In OpenACS 4.6.2, ad_set_cookie and ad_set_signed_cookie do include a -domain option, but none of the other code in OpenACS (basically just stuff in acs-tcl/tcl/security-procs.tcl) every seems to specify -domain at all.

So... several general questions:

  1. Do the Mozilla people currently (finally?) have it right? Are they leaving anything out, or should anyone here contact them further?

  2. What exactly is the current status of cookie handling in OpenACS? Under what scenarios of current or possible Mozilla behavior will current OpenACS work correctly with sites using port numbers in the URL? What about in combination with SSL? What can or should be changed to make OpenACS work with different (all?) scenarios? (And what about IE?)
We've run into an IE cookie problem a number of times in the last year or so.
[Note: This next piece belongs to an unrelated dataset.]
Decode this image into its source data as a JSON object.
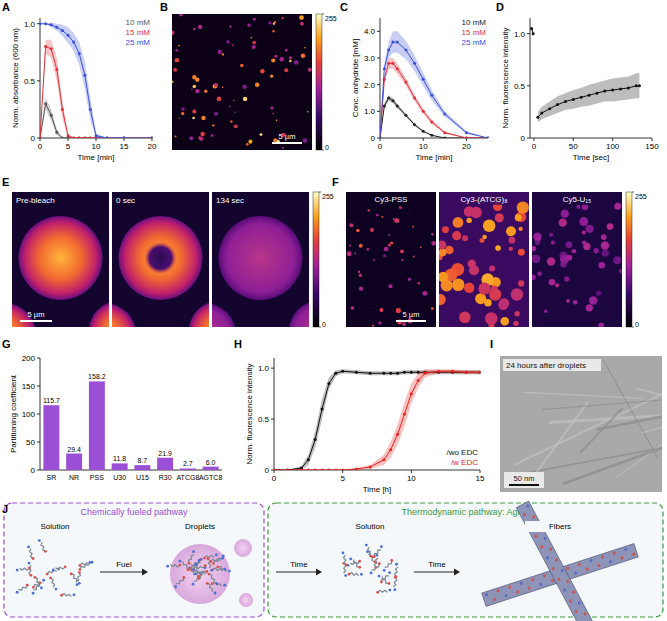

The problem comes about when you have two openacs instances running on the same time domain, with one at a different host.  For example: domain.com and host.domain.com.  If you login to domain.com first and then try to login to host.domain.com you won't be able to.

When you go to host.domain.com, IE will look at its cookies and see one for domain.com and hand it to host.  host.domain.com will look at the session_id and decide that it's an invalid session (since its a domain.com session) and send you to a login page.  After logging in, host.domain.com will try to set the ad_session_id cookie.  IE gets the cookie,  looks at the domain.com ad_session_id cookie and decides that host. doesn't have the right to change it, so it ignores the cookie.  Then host.domain.com asks for the updated cookie (redirecting after login) and IE passes it the wrong cookie again, putting the user in a loop.

The way we have overcome this on our sites is to prepend name of the host to the cookie the host.domain.com box serves up.  That way, the two servers don't set cookies with the same name.

My recommendation would be to have a kernel parameter that would allow admins to define arbitrary text that would be prepended to the cookie name (ie. host_ad_session_id).